Andreas Whittam Smith
The Independent
December 1, 2011 

When Poland’s Foreign Minister refers to German tanks and Russian missiles, as Radoslaw Sikorski did on Monday, one sits up. Poland suffered repeated invasions by Germany and Russia from the late 18th century until the last Soviet troops withdrew in 1993. Poland was truly independent only between 1918 and 1939. However, in a remarkable speech, by turns passionate and frank, Mr Sikorski was not breathing defiance of traditional enemies. Quite the reverse. He was talking about the eurozone. And he was pleading with Germany.

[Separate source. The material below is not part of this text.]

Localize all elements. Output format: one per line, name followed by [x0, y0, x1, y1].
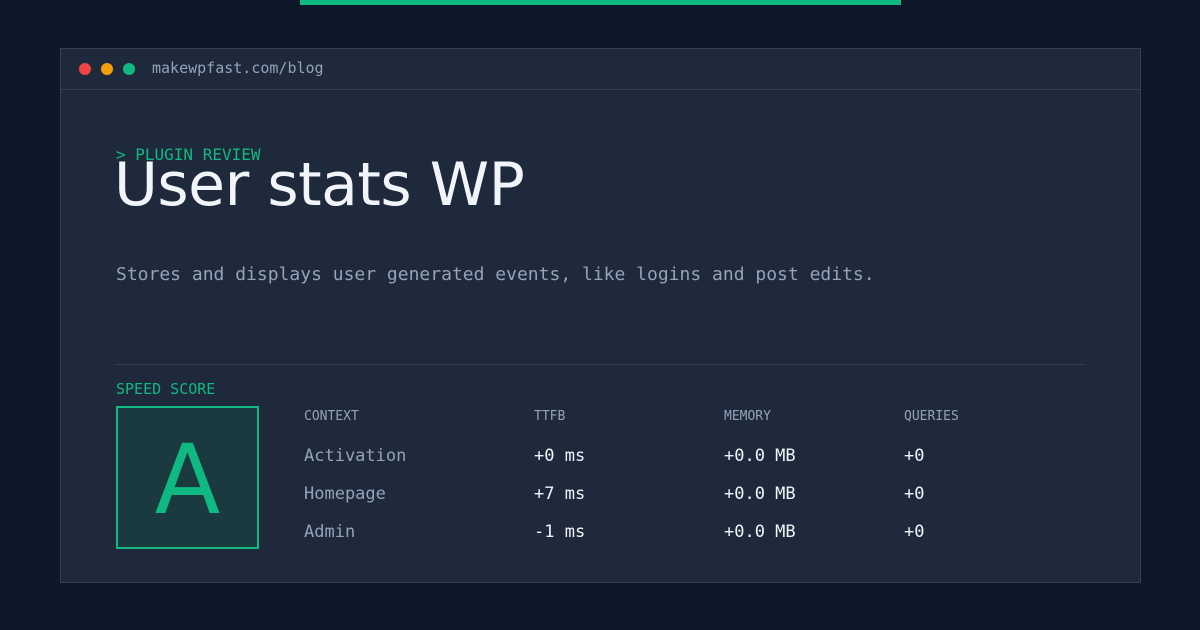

Mr Sikorski asked himself what did he regard as the biggest threat to the security and prosperity of Poland in the last week of November 2011? Not German tanks nor even Russian missiles, which “President Dmitry Medvedev has just threatened to deploy on the EU’s border”. Instead, he made this demand of Germany. “That, for its own sake and for ours, it helps the eurozone survive and prosper. Nobody else can do it. I will probably be the first Polish Foreign Minister in history to say this, but here it is: I fear German power less than I begin to fear its inactivity. You have become Europe’s indispensable nation. You may not fail to lead: not dominate, but to lead in reform.”

That statement is the true measure of the eurozone crisis. It was more vivid than the warning by the Chancellor of the Exchequer, Mr Osborne, in his Autumn Statement and it strikes home harder than the comments of the Organisation for Economic Co-operation and Developmen (OECD) when it said that events could plunge the euro area into a deep recession.

Very interestingly, Mr Sikorski in his speech tackled Germany’s sense of victimhood. This feeling goes right back to the devastating Thirty Years War in the 17th century that was waged across German-speaking lands by foreign powers, to Napoleon’s invasion 150 years later that redrew the map of the German states, to the “stab-in-the-back” explanation of defeat in the First World War, and to the division into two states following the Second World War. Mr Sikorski understands all that and told Germany such suspicion is inappropriate today.